The real Harland D. Sanders — commissioned as a Kentucky Colonel by Governor Ruby Lafoon in 1935 —  was born in Henryville, Indiana, in 1890 and died Dec. 16, 1980, at the age of 90. Many know the Colonel’s success in perfecting the restaurant franchising business model came late in his life, as he was in his mid-60s when he groomed his goatee, donned his iconic white suit, and began traveling the country to solicit his fried chicken recipe. Sanders perfected his cooking methods in his Corbin, Kentucky, fill-up station, but when the interstate system diverted customers away from his restaurant, he focused his efforts into a franchising strategy. A Salt Lake City, Utah, restaurant became the first to use the “Kentucky Fried Chicken” moniker in 1952; the franchises had grown to over 600 locations when Sanders sold the corporation for $2 million in 1964. Sanders — by then in his 70s — received an additional salary to work as the company’s goodwill ambassador.
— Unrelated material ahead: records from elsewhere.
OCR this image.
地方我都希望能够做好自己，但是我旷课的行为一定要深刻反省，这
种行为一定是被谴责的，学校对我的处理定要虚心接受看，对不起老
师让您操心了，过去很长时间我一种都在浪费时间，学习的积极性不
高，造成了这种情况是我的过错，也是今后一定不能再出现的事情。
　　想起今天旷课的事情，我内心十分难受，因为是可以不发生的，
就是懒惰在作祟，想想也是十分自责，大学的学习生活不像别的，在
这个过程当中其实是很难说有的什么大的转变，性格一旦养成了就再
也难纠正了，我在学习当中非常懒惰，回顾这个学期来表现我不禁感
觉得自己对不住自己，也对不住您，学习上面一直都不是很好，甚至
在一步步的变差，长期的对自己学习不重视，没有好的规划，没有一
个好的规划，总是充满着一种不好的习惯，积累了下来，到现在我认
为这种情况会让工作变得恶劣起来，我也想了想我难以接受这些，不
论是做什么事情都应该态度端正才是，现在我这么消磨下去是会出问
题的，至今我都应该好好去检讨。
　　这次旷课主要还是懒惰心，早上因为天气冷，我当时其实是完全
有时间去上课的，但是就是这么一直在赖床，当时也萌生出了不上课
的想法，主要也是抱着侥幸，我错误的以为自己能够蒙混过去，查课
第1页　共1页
Few, however, know the story of Sanders’ conversion to the Christian faith, which came even later in his life. Although he had long attended church, recognized the Bible’s authority, given away much of his money to charities, and even tithed regularly, none of these things acquitted Sanders from his own guilty conscience. Throughout his life, Sanders earned the reputation of having a temper and a penchant for coarse language, a vice which burdened his soul but one which he felt he had no control to remedy. Sanders confessed in his autobiography that his business success never gave him peace with God when his own tongue bore witness against him:

But all this while I knew I wasn’t right with God. It bothered me especially when I’d take the name of the Lord in vain. I did my cussin’ before women or anyplace. … I knew the terrible curse of cussin’ would probably keep me out of heaven when I died.

Sanders was 79 years old when he attended an evangelistic service at the Evangel Tabernacle in Louisville and prayed for Jesus Christ to save him from sin, gaining assurance of his salvation from Romans 10:9. On the day of his conversion, he also received counsel that God would help him clean up his foul speech, and five years later wrote that “when I asked the Lord to help me stop cussin’ … I lost half of my vocabulary.”

At the time of his death, Sanders and his wife Claudia held membership with the First Christian Church (Disciples of Christ) of Shelbyville, Kentucky. At Claudia’s request, Southern Seminary’s Alumni Memorial Chapel hosted Sanders’ funeral service on Dec. 20, 1980. Prior to arriving at the chapel, Sanders’ body lay in state at the state Capitol building in Frankfort and the Kentucky Fried Chicken Inc. offices in Louisville.4  The Colonel’s guest list included 1,200 prestigious friends and dignitaries, including Kentucky Governor John Y. Brown, one of the partners to whom Sanders sold the KFC brand. Pastor James Lee Collins Jr. of the Shelbyville church read New Testament passages on the resurrection and said of Sanders:

Although we have experienced a great loss, the Colonel … would not have us begin this service without joy and praise to God, therefore if the Colonel himself could choose the hymn that we would celebrate his life with, we feel very sure that it would be ‘Joy to the World.’ … The Colonel, as all of us should, gave God the glory for all his success and accomplishments.

In accordance with Sanders’ wish, singer Pat Boone participated in the service and performed renditions of “What a Friend We Have in Jesus” and “He Touched Me.” Additional Scripture readings and the primary meditation were delivered by two of Sanders’ retired pastors, J. Edward Cayce and John S. Chambers.